| I don't think you see the point :) The point is that there is, in essence, no point. That's the same as the point of working on a Bonzai tree. It has no point except that you can come to inner/outer peace and beauty. If you read carefully you see that actually I see 'few hours per week', so there is no mentioning of 'trade all the knowledge'; you are not going to work on ancient stuff fulltime. For children you might be right; I just know what I was like and what the kids I hung out with were like; I grew up in the 80ties and significant parts of that I spent disassembling, soldering, recreating and such of OLD (50-60s) radio's. Because they are EASY to understand and master. My issue with PyGame for children (versus for instance an Arduino kid, Rasberry PI or Xgamestation or, much cheaper and better documented, an ancient computer) is that I have seen many kids growing up like that (replace PyGame with VB or HTML) and they don't have A CLUE how a computer works. And when they try to learn that, it is hard to make that step from this, basically, blackbox system to how it actually works. You got that, but many don't.

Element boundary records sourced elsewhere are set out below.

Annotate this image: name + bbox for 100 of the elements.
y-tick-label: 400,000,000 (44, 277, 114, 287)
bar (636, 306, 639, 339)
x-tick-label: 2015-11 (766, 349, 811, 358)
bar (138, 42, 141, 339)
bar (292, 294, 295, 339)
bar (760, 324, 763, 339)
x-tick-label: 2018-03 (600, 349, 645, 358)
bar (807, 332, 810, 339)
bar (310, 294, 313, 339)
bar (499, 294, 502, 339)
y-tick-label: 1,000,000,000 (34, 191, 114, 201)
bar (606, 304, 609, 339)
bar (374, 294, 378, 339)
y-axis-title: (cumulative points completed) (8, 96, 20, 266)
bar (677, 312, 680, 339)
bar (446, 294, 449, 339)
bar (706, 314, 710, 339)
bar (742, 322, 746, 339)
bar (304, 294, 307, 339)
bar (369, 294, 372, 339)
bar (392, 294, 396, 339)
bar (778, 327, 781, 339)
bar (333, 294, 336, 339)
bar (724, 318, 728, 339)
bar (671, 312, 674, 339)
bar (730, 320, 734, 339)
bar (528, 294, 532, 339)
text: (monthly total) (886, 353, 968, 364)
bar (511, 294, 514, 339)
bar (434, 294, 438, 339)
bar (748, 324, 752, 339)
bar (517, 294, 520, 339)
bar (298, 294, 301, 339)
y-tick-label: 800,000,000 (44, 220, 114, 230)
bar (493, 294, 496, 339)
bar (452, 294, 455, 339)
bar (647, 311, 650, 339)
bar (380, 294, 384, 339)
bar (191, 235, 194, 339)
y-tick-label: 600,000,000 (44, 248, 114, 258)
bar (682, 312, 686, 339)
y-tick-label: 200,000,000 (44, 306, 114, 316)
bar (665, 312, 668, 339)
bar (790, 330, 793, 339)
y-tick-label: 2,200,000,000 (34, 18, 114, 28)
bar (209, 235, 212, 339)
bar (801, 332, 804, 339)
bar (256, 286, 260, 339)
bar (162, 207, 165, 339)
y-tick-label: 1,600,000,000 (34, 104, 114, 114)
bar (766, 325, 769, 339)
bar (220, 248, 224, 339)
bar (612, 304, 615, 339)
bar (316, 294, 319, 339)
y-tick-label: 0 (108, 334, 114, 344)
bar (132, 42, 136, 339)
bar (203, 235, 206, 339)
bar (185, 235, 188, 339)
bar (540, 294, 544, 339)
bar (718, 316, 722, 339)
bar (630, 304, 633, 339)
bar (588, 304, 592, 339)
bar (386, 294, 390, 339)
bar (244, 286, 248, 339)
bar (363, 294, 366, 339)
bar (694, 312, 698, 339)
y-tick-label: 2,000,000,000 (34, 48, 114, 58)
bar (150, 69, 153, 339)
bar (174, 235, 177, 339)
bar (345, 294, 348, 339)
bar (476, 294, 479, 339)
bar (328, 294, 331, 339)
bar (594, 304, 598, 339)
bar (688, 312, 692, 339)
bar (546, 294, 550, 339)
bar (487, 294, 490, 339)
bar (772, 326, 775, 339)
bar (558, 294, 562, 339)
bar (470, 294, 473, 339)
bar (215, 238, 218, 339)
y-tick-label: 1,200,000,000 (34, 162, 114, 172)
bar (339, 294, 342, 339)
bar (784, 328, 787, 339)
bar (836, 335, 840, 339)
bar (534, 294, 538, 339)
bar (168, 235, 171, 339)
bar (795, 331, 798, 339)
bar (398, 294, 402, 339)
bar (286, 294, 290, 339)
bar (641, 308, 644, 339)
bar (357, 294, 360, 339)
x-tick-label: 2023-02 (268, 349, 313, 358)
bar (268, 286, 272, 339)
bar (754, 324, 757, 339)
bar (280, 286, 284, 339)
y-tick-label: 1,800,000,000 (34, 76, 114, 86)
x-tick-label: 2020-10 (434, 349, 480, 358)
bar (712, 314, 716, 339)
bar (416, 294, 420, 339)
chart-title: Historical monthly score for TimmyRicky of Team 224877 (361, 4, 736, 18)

But yes, I'm biased, I just know quite a few people who followed me and are happy with it; I just summed up stuff I/we get from that. I'm probably just crazy :) And I do know you can do this in JS too but people just don't because their computeres are powerful enough to do it with a ton of fancy libs and tools. In my experience it ends up people (and yes there are exceptions; you are probably one of them) just being lazy. |
Well, if there is truthfully no point, you could replace working on an ancient computer with actually working on a Bonzai tree, or a rock garden, etc.
But I would assume you meant more "There is no point, aside from gaining an appreciate for how machines worked in an older, more basic form" heh.